O Supremo Tribunal Federal (STF) rejeitou uma ação movida pela seccional paulista da Ordem dos Advogados do Brasil (OAB-SP) contra a resolução do Conselho Nacional de Justiça (CNJ) que criou o sistema de informatização dos tribunais. Na decisão prolatada na última sexta-feira (13), a ministra Rosa Weber indeferiu a petição inicial sob alegação de que os autores não apontaram o ato concreto que poderia ameaçar os direitos previstos na Constituição Federal.
De acordo com informações do STF, a magistrada entendeu que aplicou a Súmula 266 da corte, na qual entende que “não cabe mandado de segurança contra lei em tese”. Para Rosa Weber, a entidade demonstrou apenas a pretensão de conseguir o reconhecimento da inconstitucionalidade da resolução do CNJ e, de forma indireta, de trechos da Lei Federal nº 11.419/2006 – que trata da implantação do processo eletrônico nos tribunais –, o que não seria possível neste tipo de ação.
Nos autos do mandado de segurança (MS 32888), a OAB-SP e a Associação dos Advogados de São Paulo questionavam a obrigatoriedade na adoção do Processo Judicial Eletrônico (PJe), modelo criado pelo CNJ e que será utilizado, inclusive, pelo Tribunal de Justiça do Espírito Santo (TJES).

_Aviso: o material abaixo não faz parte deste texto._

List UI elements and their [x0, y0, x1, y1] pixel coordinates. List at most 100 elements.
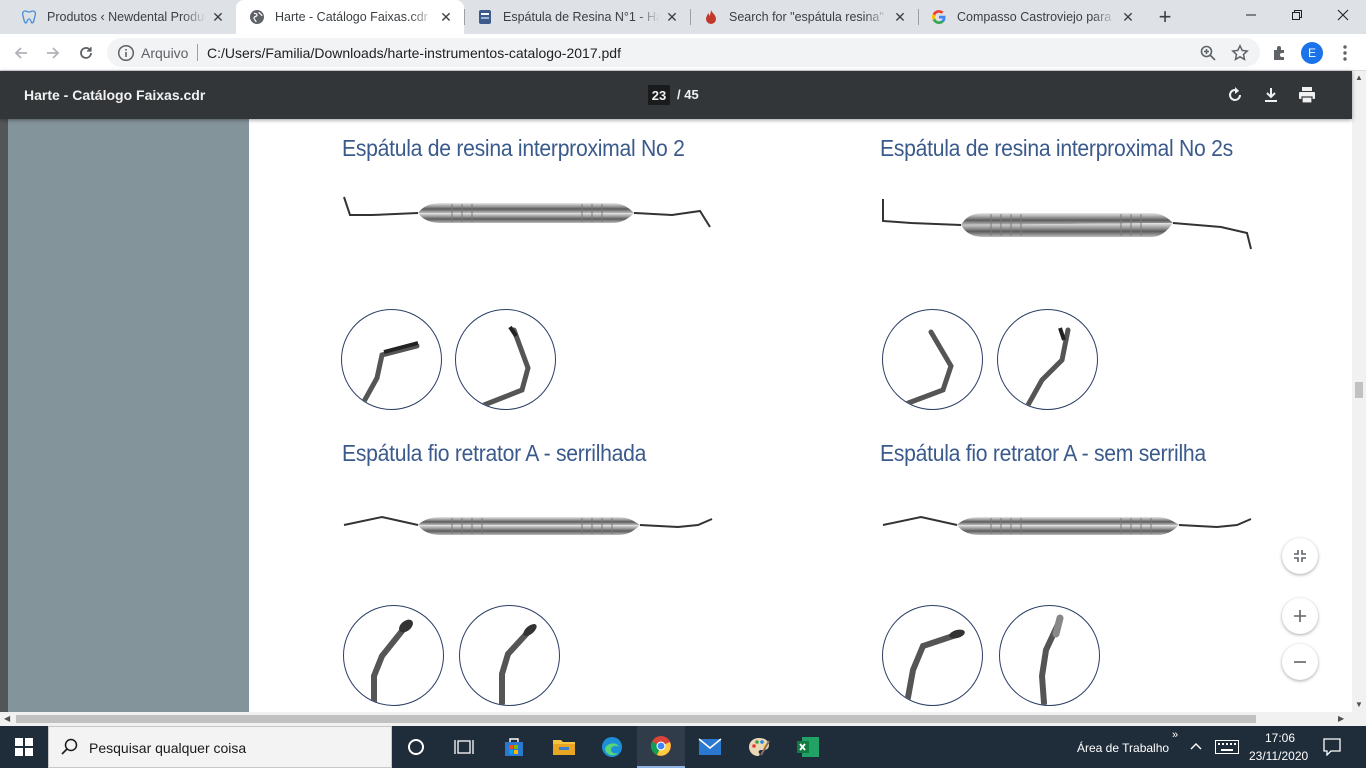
search-icon — [61, 738, 79, 761]
download-icon[interactable] — [1261, 85, 1281, 105]
tab-divider — [918, 9, 919, 25]
fit-to-page-icon[interactable] — [1282, 538, 1318, 574]
product-title: Espátula fio retrator A - sem serrilha — [880, 440, 1206, 466]
scroll-up-arrow-icon[interactable]: ▲ — [1355, 73, 1363, 82]
tab-title: Harte - Catálogo Faixas.cdr — [275, 10, 428, 24]
info-icon[interactable] — [117, 44, 135, 62]
file-scheme-label: Arquivo — [141, 45, 189, 61]
menu-kebab-icon[interactable] — [1331, 39, 1359, 67]
tab-title: Espátula de Resina N°1 - Harte — [503, 10, 660, 24]
close-icon[interactable]: ✕ — [664, 9, 680, 25]
tab-produtos[interactable]: Produtos ‹ Newdental Produtos ✕ — [8, 0, 236, 34]
cortana-circle-icon[interactable] — [392, 726, 440, 768]
vertical-scroll-thumb[interactable] — [1355, 382, 1363, 398]
detail-tip-circle — [999, 605, 1100, 706]
detail-tip-circle — [997, 309, 1098, 410]
tab-harte-catalogo[interactable]: Harte - Catálogo Faixas.cdr ✕ — [236, 0, 464, 34]
tab-strip: Produtos ‹ Newdental Produtos ✕ Harte - … — [0, 0, 1366, 34]
file-explorer-folder-icon[interactable] — [540, 726, 588, 768]
excel-icon[interactable] — [784, 726, 832, 768]
reload-icon[interactable] — [72, 39, 100, 67]
close-icon[interactable]: ✕ — [1120, 9, 1136, 25]
taskbar-search-box[interactable]: Pesquisar qualquer coisa — [48, 726, 392, 768]
windows-start-icon[interactable] — [0, 726, 48, 768]
chrome-browser-icon[interactable] — [637, 726, 685, 768]
bookmark-star-icon[interactable] — [1231, 44, 1249, 62]
scroll-right-arrow-icon[interactable]: ▶ — [1338, 714, 1344, 723]
vertical-scrollbar[interactable]: ▲ ▼ — [1352, 71, 1366, 712]
page-number-input[interactable]: 23 — [648, 85, 670, 105]
instrument-image — [882, 199, 1252, 250]
tab-divider — [464, 9, 465, 25]
horizontal-scroll-thumb[interactable] — [16, 715, 1256, 723]
print-icon[interactable] — [1297, 85, 1317, 105]
detail-tip-circle — [341, 309, 442, 410]
edge-browser-icon[interactable] — [588, 726, 636, 768]
google-icon — [931, 9, 947, 25]
show-hidden-icons-chevron-icon[interactable] — [1190, 740, 1202, 758]
detail-tip-circle — [459, 605, 560, 706]
globe-icon — [249, 9, 265, 25]
rotate-icon[interactable] — [1225, 85, 1245, 105]
close-icon[interactable]: ✕ — [438, 9, 454, 25]
address-bar[interactable]: Arquivo C:/Users/Familia/Downloads/harte… — [107, 38, 1260, 67]
tab-title: Search for "espátula resina" fou — [729, 10, 888, 24]
profile-avatar[interactable]: E — [1301, 42, 1323, 64]
clock-date[interactable]: 23/11/2020 — [1249, 749, 1308, 763]
instrument-image — [343, 515, 713, 535]
new-tab-plus-icon[interactable]: + — [1153, 4, 1177, 29]
detail-tip-circle — [343, 605, 444, 706]
tooth-icon — [21, 9, 37, 25]
tab-title: Produtos ‹ Newdental Produtos — [47, 10, 206, 24]
product-title: Espátula de resina interproximal No 2 — [342, 135, 685, 161]
desktop-toolbar-label[interactable]: Área de Trabalho — [1077, 741, 1169, 755]
tab-compasso[interactable]: Compasso Castroviejo para mi ✕ — [918, 0, 1146, 34]
search-placeholder: Pesquisar qualquer coisa — [89, 740, 247, 756]
back-arrow-icon[interactable] — [7, 39, 35, 67]
extensions-puzzle-icon[interactable] — [1266, 39, 1294, 67]
forward-arrow-icon[interactable] — [39, 39, 67, 67]
tab-title: Compasso Castroviejo para mi — [957, 10, 1116, 24]
zoom-magnifier-icon[interactable] — [1199, 44, 1217, 62]
scroll-left-arrow-icon[interactable]: ◀ — [4, 714, 10, 723]
address-divider — [197, 44, 198, 61]
scroll-down-arrow-icon[interactable]: ▼ — [1355, 700, 1363, 709]
instrument-image — [343, 196, 711, 228]
url-text[interactable]: C:/Users/Familia/Downloads/harte-instrum… — [207, 45, 621, 61]
page-total: / 45 — [677, 87, 699, 102]
tab-espatula-resina[interactable]: Espátula de Resina N°1 - Harte ✕ — [464, 0, 690, 34]
flame-icon — [703, 9, 719, 25]
instrument-image — [882, 515, 1252, 535]
close-icon[interactable]: ✕ — [210, 9, 226, 25]
pdf-title: Harte - Catálogo Faixas.cdr — [24, 87, 206, 103]
horizontal-scrollbar[interactable]: ◀ ▶ — [0, 712, 1366, 726]
task-view-icon[interactable] — [440, 726, 488, 768]
windows-taskbar: Pesquisar qualquer coisa Área de Trabalh… — [0, 726, 1366, 768]
close-icon[interactable]: ✕ — [892, 9, 908, 25]
viewer-gutter — [0, 119, 8, 712]
mail-envelope-icon[interactable] — [686, 726, 734, 768]
tab-search-espatula[interactable]: Search for "espátula resina" fou ✕ — [690, 0, 918, 34]
zoom-out-icon[interactable] — [1282, 644, 1318, 680]
paint-palette-icon[interactable] — [735, 726, 783, 768]
close-window-icon[interactable] — [1320, 0, 1366, 30]
store-bag-icon[interactable] — [490, 726, 538, 768]
chevron-double-right-icon[interactable]: » — [1172, 729, 1178, 741]
product-title: Espátula fio retrator A - serrilhada — [342, 440, 647, 466]
screen: Produtos ‹ Newdental Produtos ✕ Harte - … — [0, 0, 1366, 768]
tab-divider — [690, 9, 691, 25]
product-title: Espátula de resina interproximal No 2s — [880, 135, 1233, 161]
notification-center-icon[interactable] — [1323, 738, 1341, 761]
pdf-toolbar: Harte - Catálogo Faixas.cdr 23 / 45 — [0, 71, 1352, 119]
document-icon — [477, 9, 493, 25]
clock-time[interactable]: 17:06 — [1265, 731, 1295, 745]
minimize-icon[interactable] — [1228, 0, 1274, 30]
keyboard-icon[interactable] — [1215, 740, 1239, 759]
detail-tip-circle — [882, 605, 983, 706]
detail-tip-circle — [882, 309, 983, 410]
pdf-viewport[interactable]: Espátula de resina interproximal No 2 Es… — [0, 119, 1352, 712]
browser-toolbar: Arquivo C:/Users/Familia/Downloads/harte… — [0, 34, 1366, 71]
zoom-in-icon[interactable] — [1282, 598, 1318, 634]
restore-icon[interactable] — [1274, 0, 1320, 30]
page-left-band — [8, 119, 249, 712]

Os autores da ação sustentavam que a norma restringe o acesso à Justiça pelo fato de obrigar a utilizar um único sistema de peticionamento eletrônico.
Entre as alegações, as duas entidades destacaram que o sistema PJe foi imposto pelo CNJ um ano depois de o Tribunal de Justiça do Estado de São Paulo (TJ-SP) investir cerca de R$ 300 milhões na implantação de um novo sistema informatizado, que obrigou os escritórios de advocacia a também fazerem grandes investimentos em equipamento e treinamento de pessoal para as adaptações necessárias. Elas alegaram que, um ano depois, o Conselho impediu o acesso à Justiça por aquele meio, determinando a adoção exclusiva do seu PJe.

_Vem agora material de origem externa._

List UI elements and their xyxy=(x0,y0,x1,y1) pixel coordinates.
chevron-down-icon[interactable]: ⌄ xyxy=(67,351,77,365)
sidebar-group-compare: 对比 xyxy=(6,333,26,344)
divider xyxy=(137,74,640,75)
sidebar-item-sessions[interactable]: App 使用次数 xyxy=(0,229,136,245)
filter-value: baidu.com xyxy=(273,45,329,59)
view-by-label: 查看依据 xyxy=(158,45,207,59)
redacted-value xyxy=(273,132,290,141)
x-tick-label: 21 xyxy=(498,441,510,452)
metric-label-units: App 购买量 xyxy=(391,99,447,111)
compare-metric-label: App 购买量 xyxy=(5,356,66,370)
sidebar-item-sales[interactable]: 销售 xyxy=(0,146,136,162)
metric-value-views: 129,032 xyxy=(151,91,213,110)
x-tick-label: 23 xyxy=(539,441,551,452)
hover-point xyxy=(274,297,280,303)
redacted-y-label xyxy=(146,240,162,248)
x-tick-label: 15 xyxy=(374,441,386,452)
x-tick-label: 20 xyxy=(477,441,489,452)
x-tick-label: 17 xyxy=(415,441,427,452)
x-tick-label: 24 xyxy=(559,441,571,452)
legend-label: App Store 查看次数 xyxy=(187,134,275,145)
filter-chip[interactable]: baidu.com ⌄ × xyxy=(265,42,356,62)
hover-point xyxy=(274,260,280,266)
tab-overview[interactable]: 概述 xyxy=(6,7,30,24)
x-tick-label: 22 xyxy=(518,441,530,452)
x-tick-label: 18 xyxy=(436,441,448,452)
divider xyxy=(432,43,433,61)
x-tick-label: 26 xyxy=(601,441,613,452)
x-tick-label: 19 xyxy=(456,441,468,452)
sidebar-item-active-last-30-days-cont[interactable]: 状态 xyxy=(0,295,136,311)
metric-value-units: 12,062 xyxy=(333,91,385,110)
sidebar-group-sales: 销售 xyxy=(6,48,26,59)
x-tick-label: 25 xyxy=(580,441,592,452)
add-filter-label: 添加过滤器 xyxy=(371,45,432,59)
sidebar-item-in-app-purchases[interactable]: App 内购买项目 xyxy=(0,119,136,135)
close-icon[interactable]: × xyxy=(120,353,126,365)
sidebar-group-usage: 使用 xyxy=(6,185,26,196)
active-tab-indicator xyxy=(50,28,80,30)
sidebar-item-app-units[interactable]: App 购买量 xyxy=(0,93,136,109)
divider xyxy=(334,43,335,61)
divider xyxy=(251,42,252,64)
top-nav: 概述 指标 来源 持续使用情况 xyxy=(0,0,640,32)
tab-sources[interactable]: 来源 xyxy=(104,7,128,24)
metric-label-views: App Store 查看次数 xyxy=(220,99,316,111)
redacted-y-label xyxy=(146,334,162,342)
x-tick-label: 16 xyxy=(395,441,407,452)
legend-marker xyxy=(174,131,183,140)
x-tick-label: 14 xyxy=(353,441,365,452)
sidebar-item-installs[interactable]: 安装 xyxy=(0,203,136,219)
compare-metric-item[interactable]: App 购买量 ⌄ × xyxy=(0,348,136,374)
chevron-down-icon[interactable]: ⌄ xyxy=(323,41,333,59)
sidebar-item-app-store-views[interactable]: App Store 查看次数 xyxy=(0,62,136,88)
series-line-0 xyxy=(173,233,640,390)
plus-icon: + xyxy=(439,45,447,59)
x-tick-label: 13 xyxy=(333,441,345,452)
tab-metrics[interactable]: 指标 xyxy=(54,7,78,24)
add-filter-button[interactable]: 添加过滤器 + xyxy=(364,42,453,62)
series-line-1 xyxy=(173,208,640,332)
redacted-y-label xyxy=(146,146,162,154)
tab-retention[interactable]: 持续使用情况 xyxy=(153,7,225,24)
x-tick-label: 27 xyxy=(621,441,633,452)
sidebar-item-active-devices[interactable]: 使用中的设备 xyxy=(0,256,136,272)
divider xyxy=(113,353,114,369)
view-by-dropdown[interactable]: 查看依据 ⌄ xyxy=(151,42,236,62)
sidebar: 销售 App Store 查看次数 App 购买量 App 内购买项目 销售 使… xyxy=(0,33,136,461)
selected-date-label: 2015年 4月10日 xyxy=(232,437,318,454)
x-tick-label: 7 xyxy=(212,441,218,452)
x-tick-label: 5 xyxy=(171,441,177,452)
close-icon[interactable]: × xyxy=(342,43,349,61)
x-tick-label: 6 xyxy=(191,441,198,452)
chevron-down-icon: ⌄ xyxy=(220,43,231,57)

No Espírito Santo, o PJe começou a ser implantado após a ocorrência de graves problemas com o sistema anterior, o e-JUD2 –que havia sido desenvolvido pelo tribunal capixaba. Desde o final da gestão passada, o sistema e-JUD2 estava sendo alvo de críticas por parte de magistrados, servidores e advogados, que relatavam problemas na operação dos processos eletrônicos. Segundo o TJES, o novo sistema deverá funcionar em 30 comarcas até o final deste ano.